Better support from Loadgen to get optimal server QPS for the submitters
Options:
- [ ] Testing LoadGen's find peak performance mode
- [ ] Log additional advice related to possible increase of QPS
Pablo: The peak perf mode seems to add extra run time. Is that acceptable?
Arjun: Even if it takes 5-10x longer but the submitter can get peak performance without manual exploration, that would be useful.
Pablo: How do we want to solve this issue?
Arjun: Short documentation on how submitters can use this mode would be useful.
Anton: How is this implemented? Can set a target QPS, and if it passes, LoadGen may decide to raise it a bit. Some kind of search involved. Is there a range you set or steps? Just setting on a single parameter may be somewhat useful, but server tuning has multivariate impacts.
Pablo: As I understand it, only tunes for QPS. Need to see exactly how it's search. Can include it in the documentation.
I just passed the flag, and it needs a starting QPS.
Arjun: It does a binary search, so it needs an upper limit, too, correct?

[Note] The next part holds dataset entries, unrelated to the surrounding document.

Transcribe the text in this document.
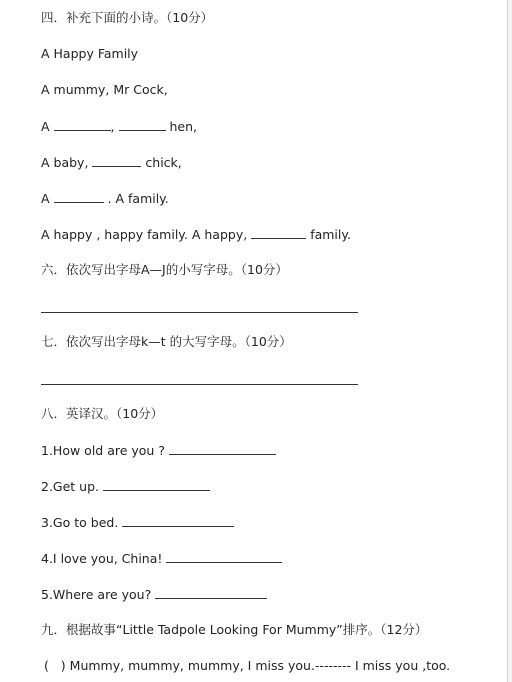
四．补充下面的小诗。（10分）
A Happy Family
A mummy, Mr Cock,
A	,	hen,
A baby,	chick,
A	. A family.
A happy , happy family. A happy,	family.
六．依次写出字母A—J的小写字母。（10分）
七．依次写出字母k—t 的大写字母。（10分）
八．英译汉。（10分）
1.How old are you ?
2.Get up.
3.Go to bed.
4.I love you, China!
5.Where are you?
九．根据故事“Little Tadpole Looking For Mummy”排序。（12分）
(   ) Mummy, mummy, mummy, I miss you.-------- I miss you ,too.
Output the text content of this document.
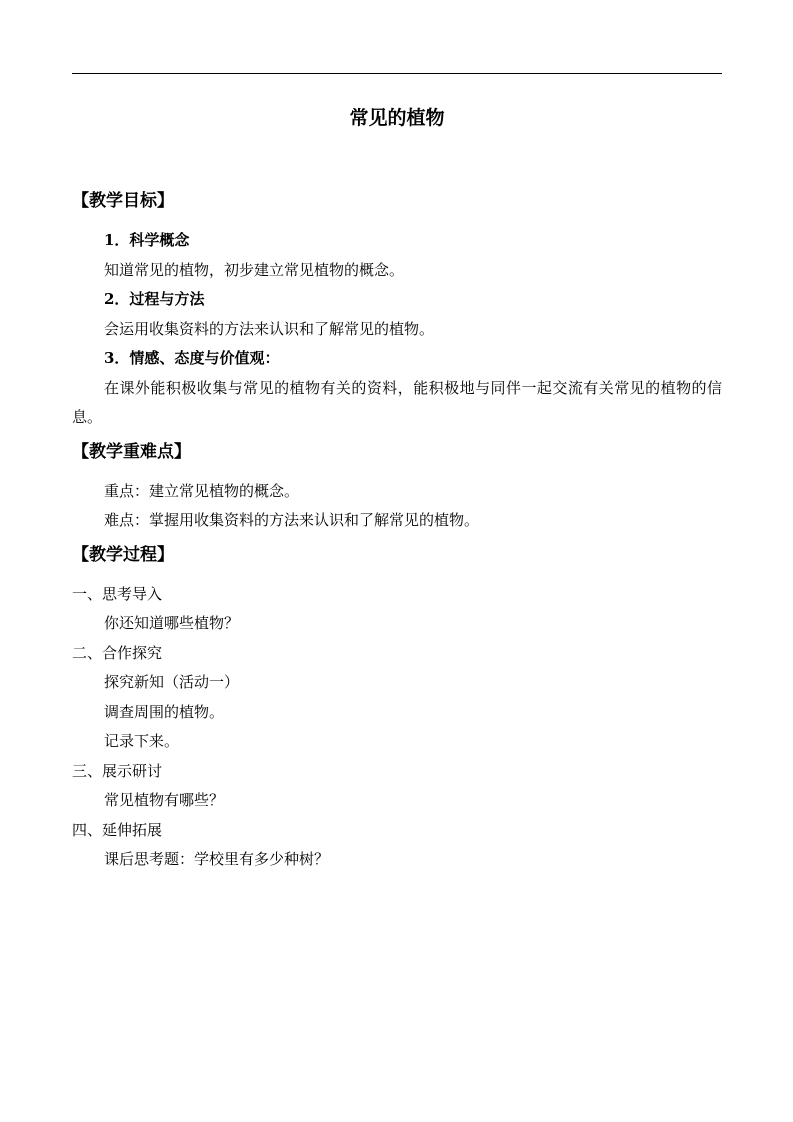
常见的植物

【教学目标】

1．科学概念

知道常见的植物，初步建立常见植物的概念。

2．过程与方法

会运用收集资料的方法来认识和了解常见的植物。

3．情感、态度与价值观：

在课外能积极收集与常见的植物有关的资料，能积极地与同伴一起交流有关常见的植物的信息。

【教学重难点】

重点：建立常见植物的概念。

难点：掌握用收集资料的方法来认识和了解常见的植物。

【教学过程】

一、思考导入

你还知道哪些植物？

二、合作探究

探究新知（活动一）

调查周围的植物。

记录下来。

三、展示研讨

常见植物有哪些？

四、延伸拓展

课后思考题：学校里有多少种树？
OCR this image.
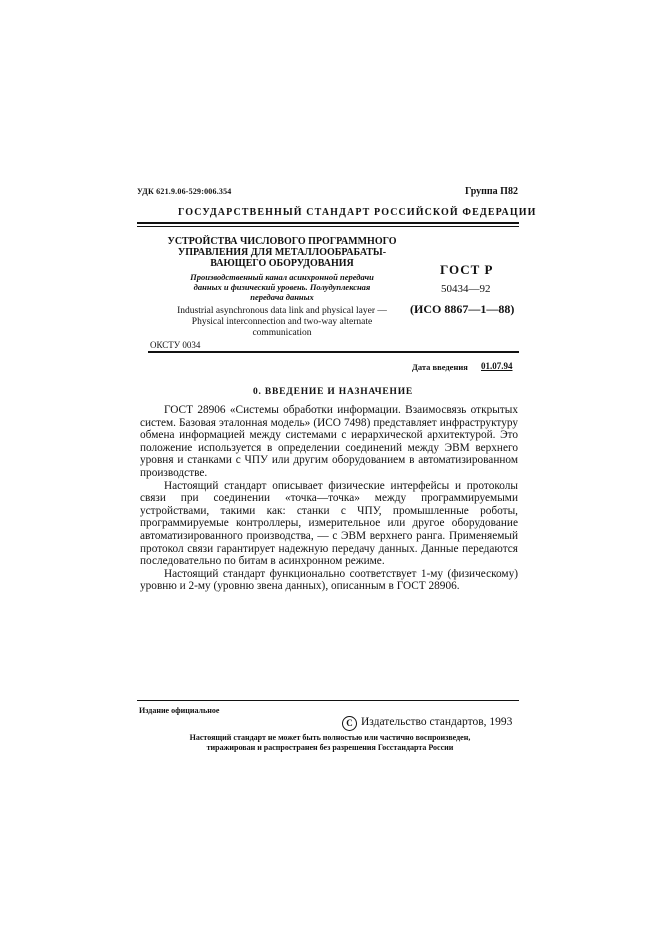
УДК 621.9.06-529:006.354	Группа П82
ГОСУДАРСТВЕННЫЙ СТАНДАРТ РОССИЙСКОЙ ФЕДЕРАЦИИ
УСТРОЙСТВА ЧИСЛОВОГО ПРОГРАММНОГО
УПРАВЛЕНИЯ ДЛЯ МЕТАЛЛООБРАБАТЫ-
ВАЮЩЕГО ОБОРУДОВАНИЯ
Производственный канал асинхронной передачи
данных и физический уровень. Полудуплексная
передача данных
Industrial asynchronous data link and physical layer —
Physical interconnection and two-way alternate
communication
ГОСТ Р
50434—92
(ИСО 8867—1—88)
ОКСТУ 0034
Дата введения 01.07.94
0. ВВЕДЕНИЕ И НАЗНАЧЕНИЕ

ГОСТ 28906 «Системы обработки информации. Взаимосвязь открытых систем. Базовая эталонная модель» (ИСО 7498) представляет инфраструктуру обмена информацией между системами с иерархической архитектурой. Это положение используется в определении соединений между ЭВМ верхнего уровня и станками с ЧПУ или другим оборудованием в автоматизированном производстве.

Настоящий стандарт описывает физические интерфейсы и протоколы связи при соединении «точка—точка» между программируемыми устройствами, такими как: станки с ЧПУ, промышленные роботы, программируемые контроллеры, измерительное или другое оборудование автоматизированного производства, — с ЭВМ верхнего ранга. Применяемый протокол связи гарантирует надежную передачу данных. Данные передаются последовательно по битам в асинхронном режиме.

Настоящий стандарт функционально соответствует 1-му (физическому) уровню и 2-му (уровню звена данных), описанным в ГОСТ 28906.

Издание официальное
C Издательство стандартов, 1993
Настоящий стандарт не может быть полностью или частично воспроизведен,
тиражирован и распространен без разрешения Госстандарта России
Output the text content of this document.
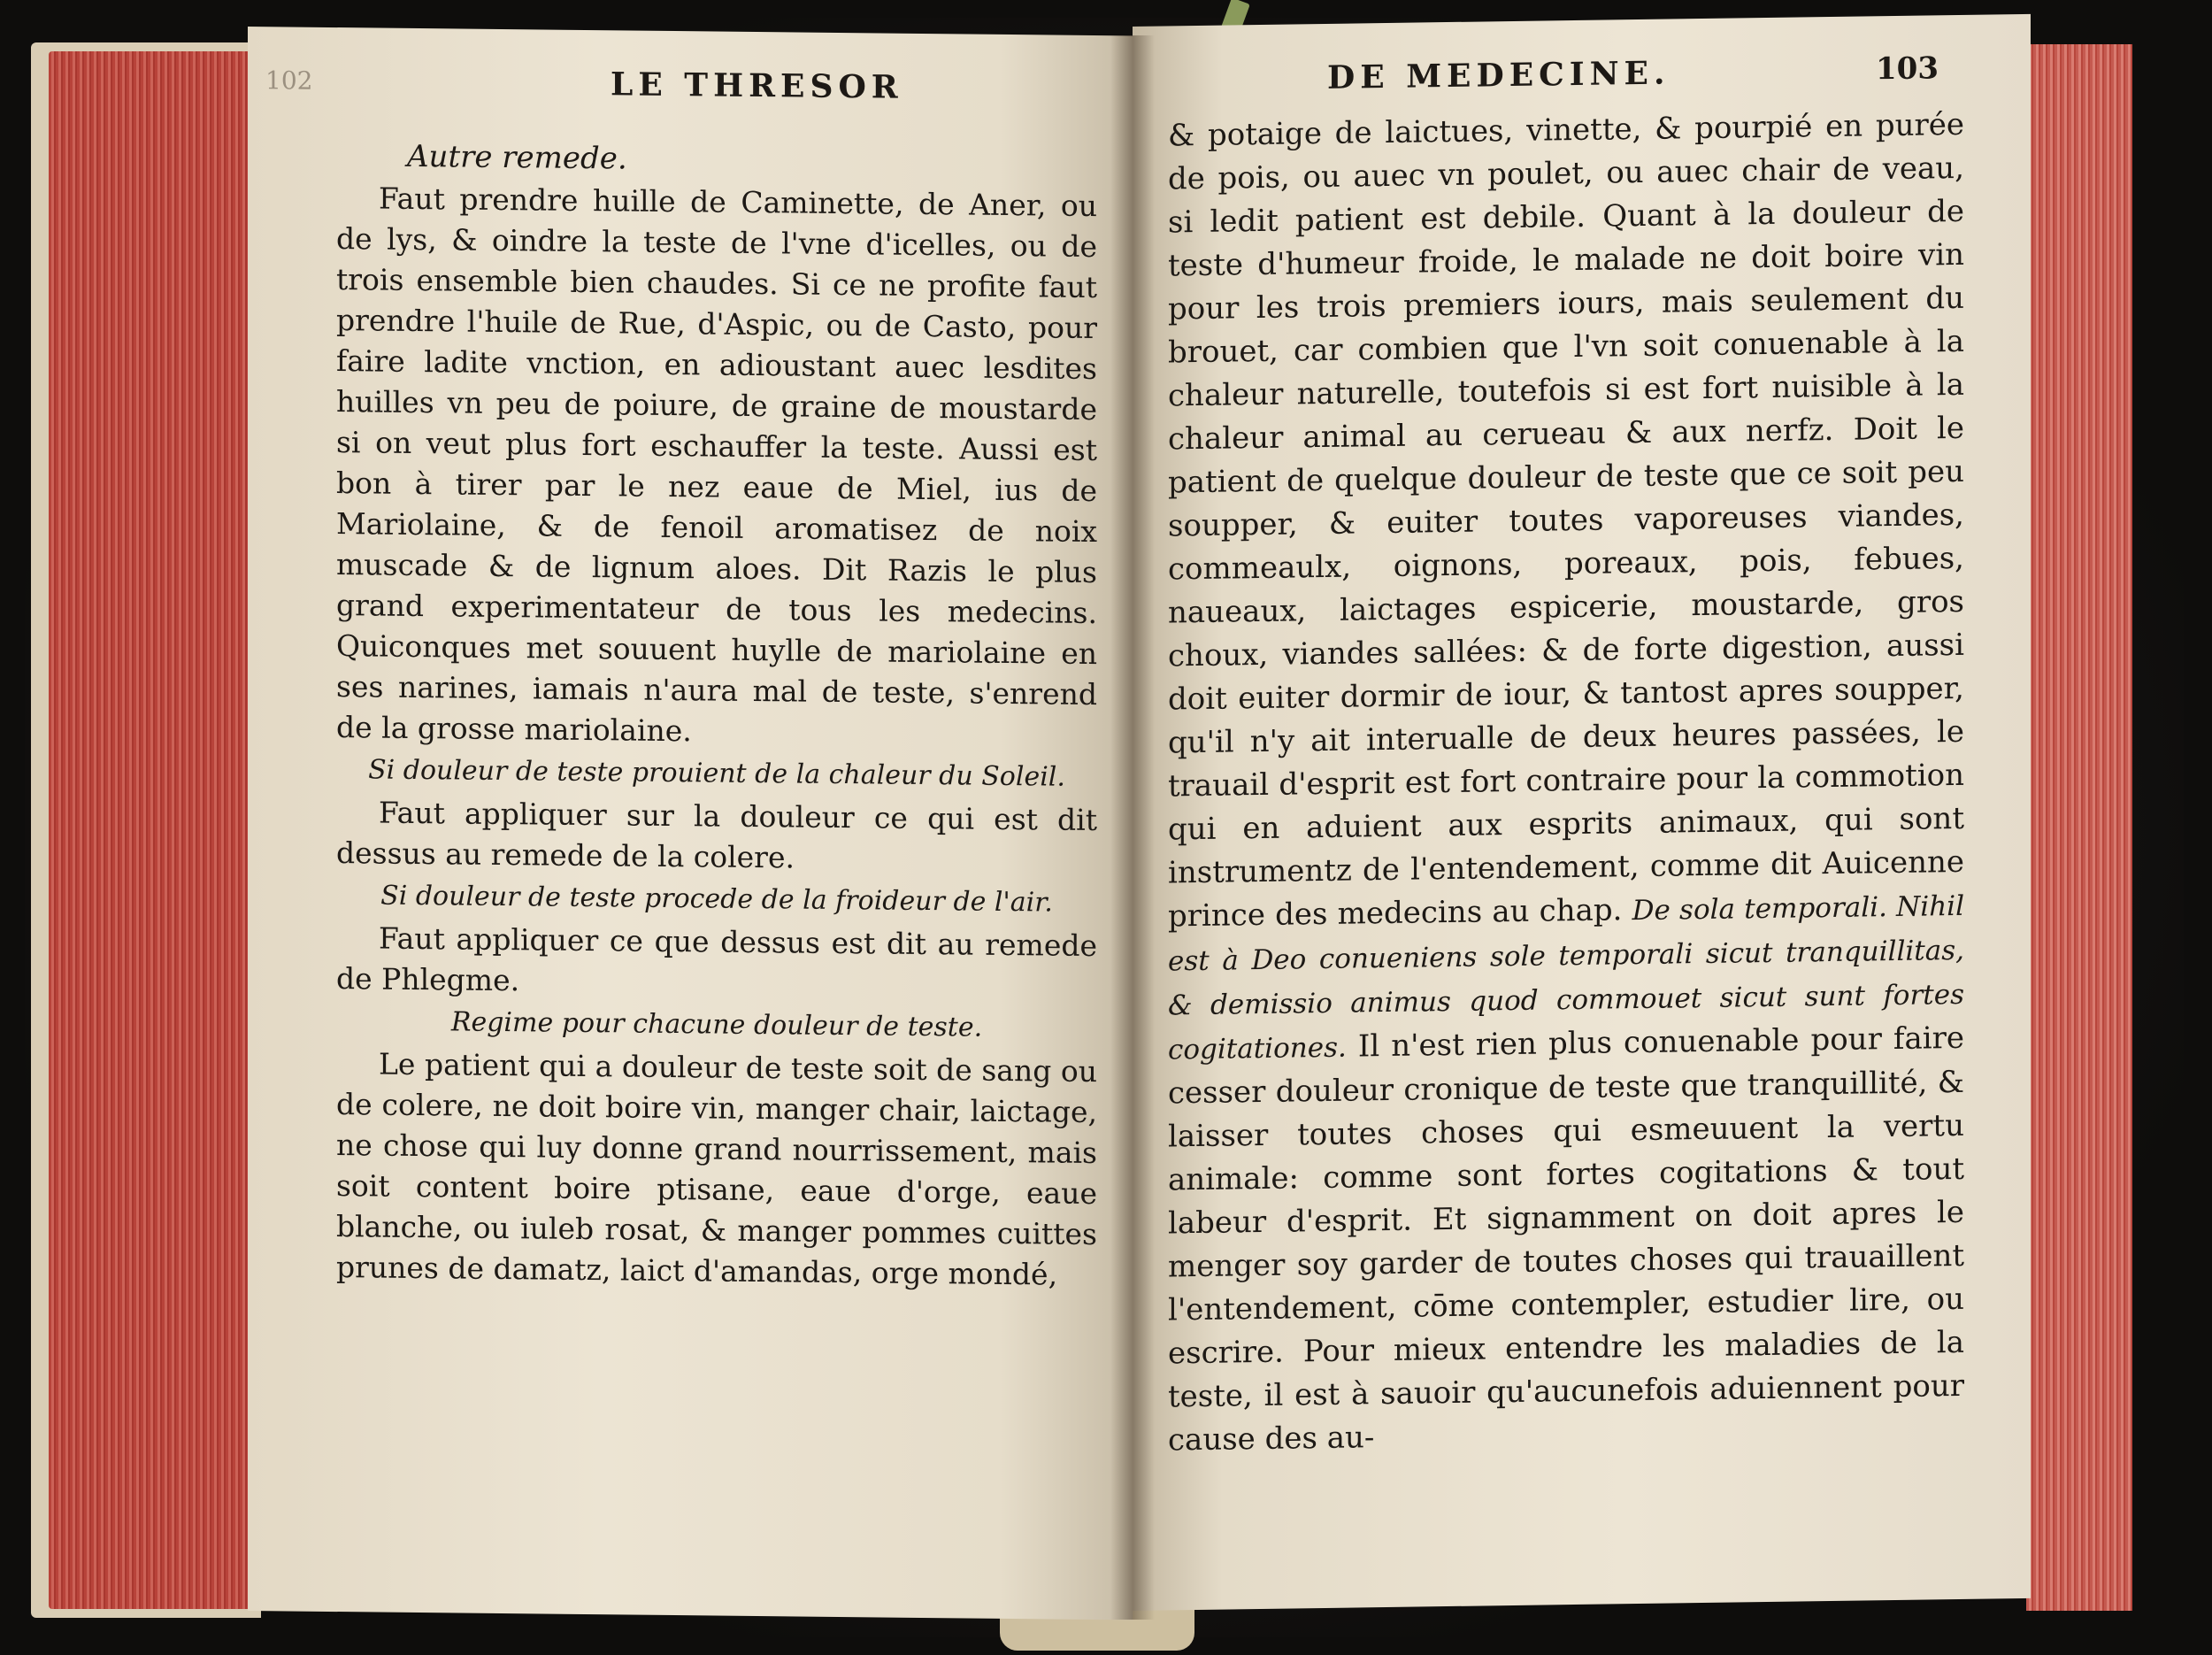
102	LE THRESOR
Autre remede.

Faut prendre huille de Caminette, de Aner, ou de lys, & oindre la teste de l'vne d'icelles, ou de trois ensemble bien chaudes. Si ce ne profite faut prendre l'huile de Rue, d'Aspic, ou de Casto, pour faire ladite vnction, en adioustant auec lesdites huilles vn peu de poiure, de graine de moustarde si on veut plus fort eschauffer la teste. Aussi est bon à tirer par le nez eaue de Miel, ius de Mariolaine, & de fenoil aromatisez de noix muscade & de lignum aloes. Dit Razis le plus grand experimentateur de tous les medecins. Quiconques met souuent huylle de mariolaine en ses narines, iamais n'aura mal de teste, s'enrend de la grosse mariolaine.

Si douleur de teste prouient de la chaleur du Soleil.

Faut appliquer sur la douleur ce qui est dit dessus au remede de la colere.

Si douleur de teste procede de la froideur de l'air.

Faut appliquer ce que dessus est dit au remede de Phlegme.

Regime pour chacune douleur de teste.

Le patient qui a douleur de teste soit de sang ou de colere, ne doit boire vin, manger chair, laictage, ne chose qui luy donne grand nourrissement, mais soit content boire ptisane, eaue d'orge, eaue blanche, ou iuleb rosat, & manger pommes cuittes prunes de damatz, laict d'amandas, orge mondé,

DE MEDECINE.	103

& potaige de laictues, vinette, & pourpié en purée de pois, ou auec vn poulet, ou auec chair de veau, si ledit patient est debile. Quant à la douleur de teste d'humeur froide, le malade ne doit boire vin pour les trois premiers iours, mais seulement du brouet, car combien que l'vn soit conuenable à la chaleur naturelle, toutefois si est fort nuisible à la chaleur animal au cerueau & aux nerfz. Doit le patient de quelque douleur de teste que ce soit peu soupper, & euiter toutes vaporeuses viandes, commeaulx, oignons, poreaux, pois, febues, naueaux, laictages espicerie, moustarde, gros choux, viandes sallées: & de forte digestion, aussi doit euiter dormir de iour, & tantost apres soupper, qu'il n'y ait interualle de deux heures passées, le trauail d'esprit est fort contraire pour la commotion qui en aduient aux esprits animaux, qui sont instrumentz de l'entendement, comme dit Auicenne prince des medecins au chap. De sola temporali. Nihil est à Deo conueniens sole temporali sicut tranquillitas, & demissio animus quod commouet sicut sunt fortes cogitationes. Il n'est rien plus conuenable pour faire cesser douleur cronique de teste que tranquillité, & laisser toutes choses qui esmeuuent la vertu animale: comme sont fortes cogitations & tout labeur d'esprit. Et signamment on doit apres le menger soy garder de toutes choses qui trauaillent l'entendement, cōme contempler, estudier lire, ou escrire. Pour mieux entendre les maladies de la teste, il est à sauoir qu'aucunefois aduiennent pour cause des au-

Pablo: Not sure how it's calculated, but I didn't need another limit. I think one of the conditions is the starting QPS needs to pass the latency test. Might be using that one as an upper limit and zero, I guess? Not quite sure.
Anton: Suspect this was developed in the early days of LoadGen, so I won't know about LLM constraints. Will need to watch. Probably out of scope to develop another solution.
Arjun: We have seen submitters who only tune the target QPS manually. So this mode could have been useful for some submitters.
Anton: I'm somewhat skeptical. Remember, increasing the run time can improve perf. This is a second variable.
Arjun: Those run time opts are relatively small. This is not targeted to solve that problem. This is for submitters who failed to set the correct server QPS.
Pablo to follow up with documentation.